Rezension

Das Spiel mit der Wahrheit...

Die kalten Sekunden - Remigiusz Mróz

Die kalten Sekunden
von Remigiusz Mróz

Bewertet mit 2.5 Sternen

Damian und Ewa haben alles. Unzertrennlich seit Kindertagen, planen sie ihre gemeinsame Zukunft. Als Damian ihr einen Heiratsantrag macht, antwortet Ewa mit Ja. Doch kurz darauf kommt es zu einem schrecklichen Überfall – und Ewa verschwindet spurlos. Zehn Jahre später stößt Damian unerwartet auf ein Bild von Ewa im Netz. Wer ist der Unbekannte, der mit immer neuen Posts nach ihr sucht? Damian beauftragt eine Privatdetektei, um die Spur aufzunehmen. Als kurz darauf sein bester Freund tot aufgefunden wird und er selbst in den Kreis der Verdächtigen gerät, muss Damian sich die eine Frage stellen: Kannte er seine große Liebe wirklich?

Sehr gespannt war ich auf den Thriller des in Polen sehr bekannten Autors Remigiusz Mróz. Der Klappentext jedenfalls hat mich sehr neugierig gemacht, die Hörprobe ebenfalls.

Tatsächlich wird der Hörer gleich in medias res geworfen und erlebt mit, wie Ewa genau an dem Abend, als Damian ihr einen Heiratsantrag macht, erst brutal vergewaltigt wird und dann spurlos verschwindet. Dann springt die Handlung in die Gegenwart, zehn Jahre nach dem Überfall - und bis heute wartet Damian vergeblich auf ein Lebenszeichen von Ewa. In den zehn Jahren dazwischen hat sich Damian kein wirkliches Leben aufgebaut, das Studium hat er abgebrochen, Gelegenheitsjobs halten ihn über Wasser, eine neue Liebe ist er nicht eingegangen, er weiß aber nicht mehr, wo er Ewa noch suchen soll. Nur einer Sache ist er sich sicher: Ewa lebt noch. Irgendwo. Und er wartet...

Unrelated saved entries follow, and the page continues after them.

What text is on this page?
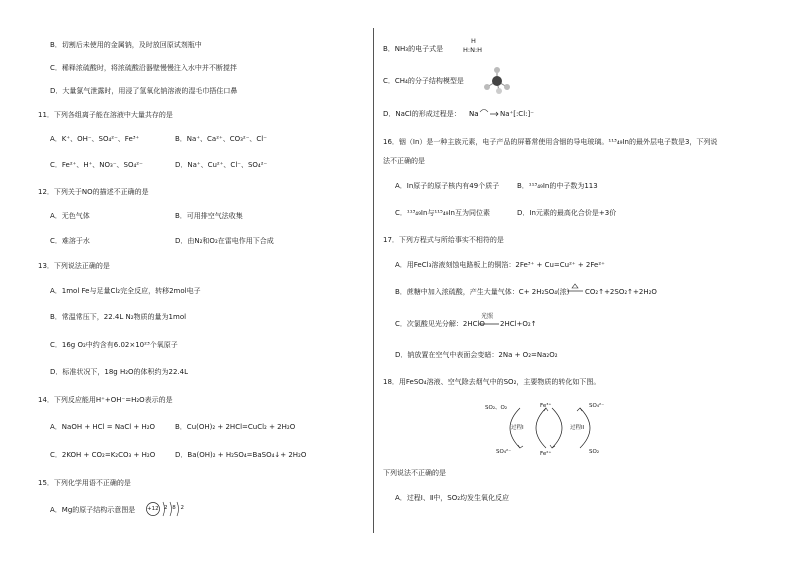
B．切割后未使用的金属钠，及时放回原试剂瓶中
C．稀释浓硫酸时，将浓硫酸沿器壁慢慢注入水中并不断搅拌
D．大量氯气泄露时，用浸了氢氧化钠溶液的湿毛巾捂住口鼻
11．下列各组离子能在溶液中大量共存的是
A．K⁺、OH⁻、SO₄²⁻、Fe³⁺	B．Na⁺、Ca²⁺、CO₃²⁻、Cl⁻
C．Fe²⁺、H⁺、NO₃⁻、SO₄²⁻	D．Na⁺、Cu²⁺、Cl⁻、SO₄²⁻
12．下列关于NO的描述不正确的是
A．无色气体	B．可用排空气法收集
C．难溶于水	D．由N₂和O₂在雷电作用下合成
13．下列说法正确的是
A．1mol Fe与足量Cl₂完全反应，转移2mol电子
B．常温常压下，22.4L N₂物质的量为1mol
C．16g O₂中约含有6.02×10²³个氧原子
D．标准状况下，18g H₂O的体积约为22.4L
14．下列反应能用H⁺+OH⁻=H₂O表示的是
A．NaOH + HCl = NaCl + H₂O	B．Cu(OH)₂ + 2HCl=CuCl₂ + 2H₂O
C．2KOH + CO₂=K₂CO₃ + H₂O	D．Ba(OH)₂ + H₂SO₄=BaSO₄↓+ 2H₂O
15．下列化学用语不正确的是
A．Mg的原子结构示意图是 +12 2 8 2
B．NH₃的电子式是
H
H:N:H
C．CH₄的分子结构模型是
D．NaCl的形成过程是： Na	Na⁺[:Cl:]⁻
16．铟（In）是一种主族元素，电子产品的屏幕常使用含铟的导电玻璃。¹¹³₄₉In的最外层电子数是3，下列说
法不正确的是
A．In原子的原子核内有49个质子	B．¹¹³₄₉In的中子数为113
C．¹¹³₄₉In与¹¹⁵₄₉In互为同位素	D．In元素的最高化合价是+3价
17．下列方程式与所给事实不相符的是
A．用FeCl₃溶液刻蚀电路板上的铜箔：2Fe³⁺ + Cu=Cu²⁺ + 2Fe²⁺
B．蔗糖中加入浓硫酸，产生大量气体：C+ 2H₂SO₄(浓) CO₂↑+2SO₂↑+2H₂O
C．次氯酸见光分解：2HClO
光照
2HCl+O₂↑
D．钠放置在空气中表面会变暗：2Na + O₂=Na₂O₂
18．用FeSO₄溶液、空气除去烟气中的SO₂，主要物质的转化如下图。
SO₂、O₂	Fe³⁺	SO₄²⁻
过程I	过程II
SO₄²⁻	Fe²⁺	SO₂
下列说法不正确的是
A．过程Ⅰ、Ⅱ中，SO₂均发生氧化反应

Damians bester Freund stößt eines Tages im Internet auf ein Bild, auf dem er meint, Ewa erkannt zu haben. Damian ist ebenso überzeugt davon, doch da die Polizei ihnen keinen Glauben schenkt, beauftragt Damians Freund schließlich eine Privatdetektei mit Nachforschungen. Kassandra Reimann, die Ehefrau des Besitzers der Detektei, trittt mit Damian in Kontakt und hält ihn über die Ermittlungen auf dem Laufenden. Doch als Damians Freund ermordet wird und er selbst unter Mordverdacht gerät, spitzt sich die Lage zu...

Erzählt wird dieser Thriller abschnittsweise wechselnd aus der Perspektive von Damian und der von Kassandra Reimann, jeweils in der Ich-Perspektive. Dabei tappt der Hörer gemeinsam mit Damian über lange Zeit gehörig im Dunkeln und wird immer wieder auf eine falsche Fährte gefühlt - und Kassandra gibt nur genau so viel preis, wie sie es für richtig hält, und das kann gehörig in die Irre führen. Gesprochen werden die beiden Charaktere dem langsamen Erzähltempo angemessen von Matthias Koeberlin und Vera Teltz.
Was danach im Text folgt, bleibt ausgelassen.